Hotel in Cascadia, Oregon, 1925, via Gerald W. Williams Collection, OSU (Oregon State University) Special Collections & Archives Commons on flickr.
I love that rustic bench on the right side of the porch. (Click on the image to enlarge it.)
George Geisendorfer opened a resort at Cascadia Springs in 1896, offering what he called the “curative powers” of the local mineral spring water. The resort included a hotel, garden, croquet course, tennis courts, and bowling alley. After the hotel burned, the 300-acre property was acquired by the state of Oregon and is now the site of Cascadia State Park.
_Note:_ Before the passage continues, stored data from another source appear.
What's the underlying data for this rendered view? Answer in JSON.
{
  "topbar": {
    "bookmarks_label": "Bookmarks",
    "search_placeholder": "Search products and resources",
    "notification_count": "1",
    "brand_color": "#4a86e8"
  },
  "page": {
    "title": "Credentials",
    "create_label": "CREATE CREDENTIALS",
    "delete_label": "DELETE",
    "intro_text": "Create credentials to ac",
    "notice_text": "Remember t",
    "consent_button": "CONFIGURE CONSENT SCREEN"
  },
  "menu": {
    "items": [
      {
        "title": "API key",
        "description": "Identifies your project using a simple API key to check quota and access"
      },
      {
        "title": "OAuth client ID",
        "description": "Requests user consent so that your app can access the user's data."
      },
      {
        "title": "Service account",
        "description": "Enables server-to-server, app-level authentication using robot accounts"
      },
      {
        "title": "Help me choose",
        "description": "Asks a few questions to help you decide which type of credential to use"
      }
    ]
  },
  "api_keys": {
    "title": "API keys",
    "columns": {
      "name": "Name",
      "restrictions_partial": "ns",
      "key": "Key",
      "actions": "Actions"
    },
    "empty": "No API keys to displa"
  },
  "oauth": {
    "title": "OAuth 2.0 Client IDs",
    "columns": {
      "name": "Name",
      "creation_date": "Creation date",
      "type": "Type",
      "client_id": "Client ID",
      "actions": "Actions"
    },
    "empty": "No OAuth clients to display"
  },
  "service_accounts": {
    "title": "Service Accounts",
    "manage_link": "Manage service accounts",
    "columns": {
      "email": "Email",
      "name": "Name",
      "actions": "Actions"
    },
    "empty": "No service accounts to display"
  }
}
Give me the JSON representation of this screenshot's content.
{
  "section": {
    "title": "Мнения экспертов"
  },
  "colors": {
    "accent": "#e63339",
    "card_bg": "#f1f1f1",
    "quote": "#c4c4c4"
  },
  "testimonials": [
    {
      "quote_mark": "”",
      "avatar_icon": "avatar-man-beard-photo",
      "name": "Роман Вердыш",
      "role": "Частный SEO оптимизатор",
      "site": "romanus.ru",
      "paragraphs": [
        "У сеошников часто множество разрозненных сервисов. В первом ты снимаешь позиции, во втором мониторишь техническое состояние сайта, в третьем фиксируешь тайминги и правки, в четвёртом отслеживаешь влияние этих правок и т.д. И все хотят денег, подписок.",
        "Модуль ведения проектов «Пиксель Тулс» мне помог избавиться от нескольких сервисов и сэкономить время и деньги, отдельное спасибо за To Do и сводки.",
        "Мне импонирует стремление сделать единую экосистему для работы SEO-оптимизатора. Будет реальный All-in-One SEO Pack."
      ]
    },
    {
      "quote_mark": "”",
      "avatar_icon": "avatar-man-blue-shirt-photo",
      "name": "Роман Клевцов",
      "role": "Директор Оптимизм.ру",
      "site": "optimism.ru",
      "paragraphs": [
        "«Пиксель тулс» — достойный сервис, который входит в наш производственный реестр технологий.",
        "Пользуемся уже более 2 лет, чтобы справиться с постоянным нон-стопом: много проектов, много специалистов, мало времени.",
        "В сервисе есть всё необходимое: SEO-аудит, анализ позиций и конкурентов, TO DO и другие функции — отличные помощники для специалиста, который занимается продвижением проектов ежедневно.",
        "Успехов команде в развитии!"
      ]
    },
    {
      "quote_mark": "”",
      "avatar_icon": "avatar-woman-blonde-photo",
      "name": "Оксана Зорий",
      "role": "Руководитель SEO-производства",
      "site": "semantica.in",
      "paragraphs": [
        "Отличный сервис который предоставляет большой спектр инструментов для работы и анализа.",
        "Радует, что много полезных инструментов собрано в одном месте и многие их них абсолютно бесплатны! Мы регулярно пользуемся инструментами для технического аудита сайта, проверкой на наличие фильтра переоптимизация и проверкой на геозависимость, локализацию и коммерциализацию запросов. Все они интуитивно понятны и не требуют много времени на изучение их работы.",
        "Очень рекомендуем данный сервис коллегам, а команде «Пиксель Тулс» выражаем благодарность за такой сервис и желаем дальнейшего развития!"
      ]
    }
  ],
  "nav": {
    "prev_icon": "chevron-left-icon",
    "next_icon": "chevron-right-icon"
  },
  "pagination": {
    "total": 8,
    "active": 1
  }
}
“Garden – lot 9, block 11. . . . Garden of $20 a month home,” Fairfield, Alabama, 1917,
via Frank and Frances Carpenter Collection, Library of Congress Prints and Photographs Division.
Fairfield was a planned community built in 1910 for the workers of U.S. Steel’s plants in the Birmingham area. Its (mostly white) residents could either rent or purchase modern houses with indoor plumbing and central heating. There were also parks and playgrounds, churches, a public library, and 30,000 newly planted trees and shrubs.
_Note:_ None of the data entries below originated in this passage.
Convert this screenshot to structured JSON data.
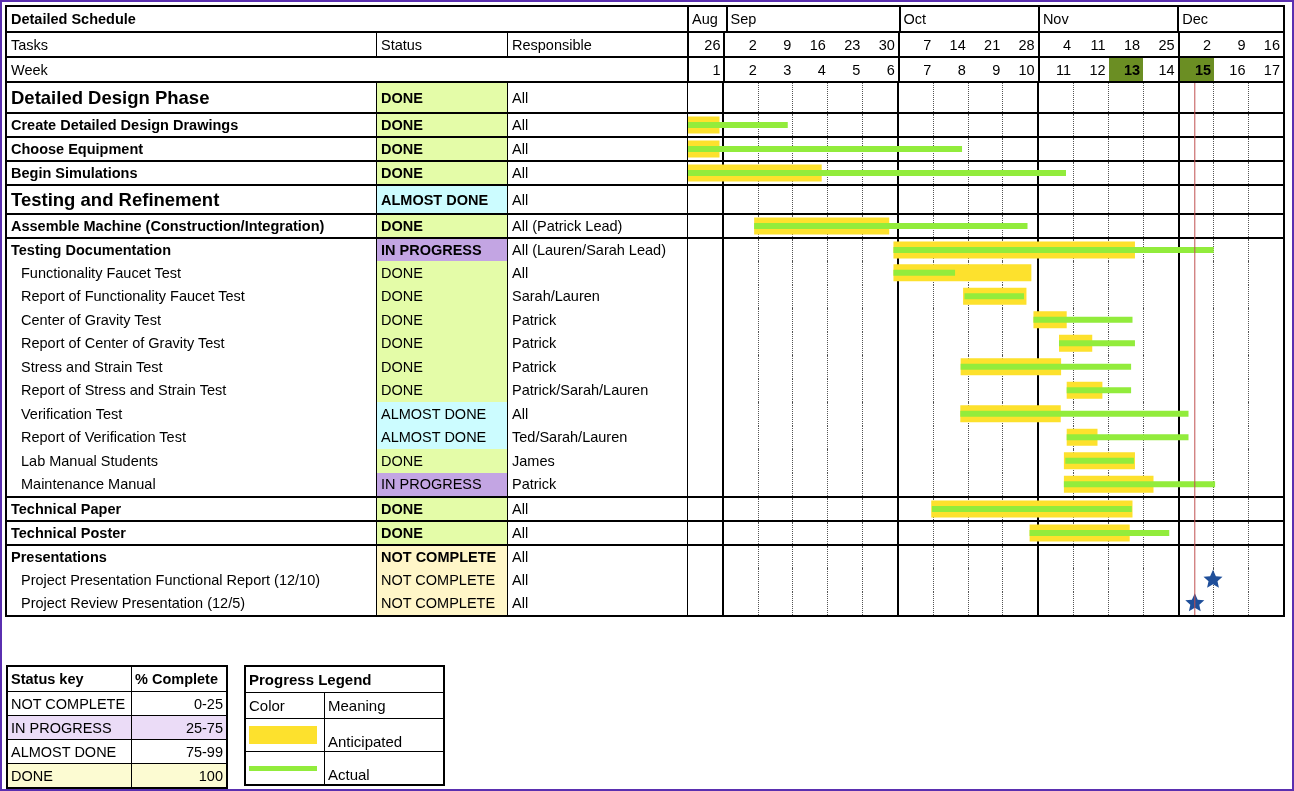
{
  "title": "Detailed Schedule",
  "headers": {
    "tasks": "Tasks",
    "status": "Status",
    "responsible": "Responsible",
    "week": "Week"
  },
  "months": [
    {
      "label": "Aug",
      "weeks": [
        {
          "date": "26",
          "number": "1",
          "highlighted": false
        }
      ]
    },
    {
      "label": "Sep",
      "weeks": [
        {
          "date": "2",
          "number": "2",
          "highlighted": false
        },
        {
          "date": "9",
          "number": "3",
          "highlighted": false
        },
        {
          "date": "16",
          "number": "4",
          "highlighted": false
        },
        {
          "date": "23",
          "number": "5",
          "highlighted": false
        },
        {
          "date": "30",
          "number": "6",
          "highlighted": false
        }
      ]
    },
    {
      "label": "Oct",
      "weeks": [
        {
          "date": "7",
          "number": "7",
          "highlighted": false
        },
        {
          "date": "14",
          "number": "8",
          "highlighted": false
        },
        {
          "date": "21",
          "number": "9",
          "highlighted": false
        },
        {
          "date": "28",
          "number": "10",
          "highlighted": false
        }
      ]
    },
    {
      "label": "Nov",
      "weeks": [
        {
          "date": "4",
          "number": "11",
          "highlighted": false
        },
        {
          "date": "11",
          "number": "12",
          "highlighted": false
        },
        {
          "date": "18",
          "number": "13",
          "highlighted": true
        },
        {
          "date": "25",
          "number": "14",
          "highlighted": false
        }
      ]
    },
    {
      "label": "Dec",
      "weeks": [
        {
          "date": "2",
          "number": "15",
          "highlighted": true
        },
        {
          "date": "9",
          "number": "16",
          "highlighted": false
        },
        {
          "date": "16",
          "number": "17",
          "highlighted": false
        }
      ]
    }
  ],
  "rows": [
    {
      "kind": "phase",
      "task": "Detailed Design Phase",
      "status": {
        "text": "DONE",
        "color": "#e4fca8"
      },
      "responsible": "All"
    },
    {
      "kind": "task",
      "task": "Create Detailed Design Drawings",
      "status": {
        "text": "DONE",
        "color": "#e4fca8"
      },
      "responsible": "All"
    },
    {
      "kind": "task",
      "task": "Choose Equipment",
      "status": {
        "text": "DONE",
        "color": "#e4fca8"
      },
      "responsible": "All"
    },
    {
      "kind": "task",
      "task": "Begin Simulations",
      "status": {
        "text": "DONE",
        "color": "#e4fca8"
      },
      "responsible": "All"
    },
    {
      "kind": "phase",
      "task": "Testing and Refinement",
      "status": {
        "text": "ALMOST DONE",
        "color": "#ccfcff"
      },
      "responsible": "All"
    },
    {
      "kind": "task",
      "task": "Assemble Machine (Construction/Integration)",
      "status": {
        "text": "DONE",
        "color": "#e4fca8"
      },
      "responsible": "All (Patrick Lead)"
    },
    {
      "kind": "task",
      "task": "Testing Documentation",
      "status": {
        "text": "IN PROGRESS",
        "color": "#c3a5e3"
      },
      "responsible": "All (Lauren/Sarah Lead)"
    },
    {
      "kind": "subtask",
      "task": "Functionality Faucet Test",
      "status": {
        "text": "DONE",
        "color": "#e4fca8"
      },
      "responsible": "All"
    },
    {
      "kind": "subtask",
      "task": "Report of Functionality Faucet Test",
      "status": {
        "text": "DONE",
        "color": "#e4fca8"
      },
      "responsible": "Sarah/Lauren"
    },
    {
      "kind": "subtask",
      "task": "Center of Gravity Test",
      "status": {
        "text": "DONE",
        "color": "#e4fca8"
      },
      "responsible": "Patrick"
    },
    {
      "kind": "subtask",
      "task": "Report of Center of Gravity Test",
      "status": {
        "text": "DONE",
        "color": "#e4fca8"
      },
      "responsible": "Patrick"
    },
    {
      "kind": "subtask",
      "task": "Stress and Strain Test",
      "status": {
        "text": "DONE",
        "color": "#e4fca8"
      },
      "responsible": "Patrick"
    },
    {
      "kind": "subtask",
      "task": "Report of Stress and Strain Test",
      "status": {
        "text": "DONE",
        "color": "#e4fca8"
      },
      "responsible": "Patrick/Sarah/Lauren"
    },
    {
      "kind": "subtask",
      "task": "Verification Test",
      "status": {
        "text": "ALMOST DONE",
        "color": "#ccfcff"
      },
      "responsible": "All"
    },
    {
      "kind": "subtask",
      "task": "Report of Verification Test",
      "status": {
        "text": "ALMOST DONE",
        "color": "#ccfcff"
      },
      "responsible": "Ted/Sarah/Lauren"
    },
    {
      "kind": "subtask",
      "task": "Lab Manual Students",
      "status": {
        "text": "DONE",
        "color": "#e4fca8"
      },
      "responsible": "James"
    },
    {
      "kind": "subtask",
      "task": "Maintenance Manual",
      "status": {
        "text": "IN PROGRESS",
        "color": "#c3a5e3"
      },
      "responsible": "Patrick"
    },
    {
      "kind": "task",
      "task": "Technical Paper",
      "status": {
        "text": "DONE",
        "color": "#e4fca8"
      },
      "responsible": "All"
    },
    {
      "kind": "task",
      "task": "Technical Poster",
      "status": {
        "text": "DONE",
        "color": "#e4fca8"
      },
      "responsible": "All"
    },
    {
      "kind": "task",
      "task": "Presentations",
      "status": {
        "text": "NOT COMPLETE",
        "color": "#fff6c8"
      },
      "responsible": "All"
    },
    {
      "kind": "subtask",
      "task": "Project Presentation Functional Report (12/10)",
      "status": {
        "text": "NOT COMPLETE",
        "color": "#fff6c8"
      },
      "responsible": "All"
    },
    {
      "kind": "subtask",
      "task": "Project Review Presentation (12/5)",
      "status": {
        "text": "NOT COMPLETE",
        "color": "#fff6c8"
      },
      "responsible": "All"
    }
  ],
  "status_key": {
    "headers": [
      "Status key",
      "% Complete"
    ],
    "items": [
      {
        "status": "NOT COMPLETE",
        "range": "0-25",
        "color": "#ffffff"
      },
      {
        "status": "IN PROGRESS",
        "range": "25-75",
        "color": "#ebdcf7"
      },
      {
        "status": "ALMOST DONE",
        "range": "75-99",
        "color": "#ffffff"
      },
      {
        "status": "DONE",
        "range": "100",
        "color": "#fcfbd2"
      }
    ]
  },
  "progress_legend": {
    "title": "Progress Legend",
    "headers": [
      "Color",
      "Meaning"
    ],
    "items": [
      {
        "kind": "anticipated",
        "meaning": "Anticipated"
      },
      {
        "kind": "actual",
        "meaning": "Actual"
      }
    ]
  }
}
The photograph is one of over sixteen thousand created or collected by Frank G. Carpenter and his daughter, Frances, to illustrate his geography textbooks and popular travel books.
Edith Clark aiming a rifle at a plaster model of a lion, Palmer Street, Ararat, Victoria, ca. 1925, via The Biggest Family Album in Australia, Museums Victoria Collections.
Edith’s house and those of her neighbors survive today.
“Eny and Florrie in Canada,” photographer and date unknown, via LovedayLemon on flickr (used with permission).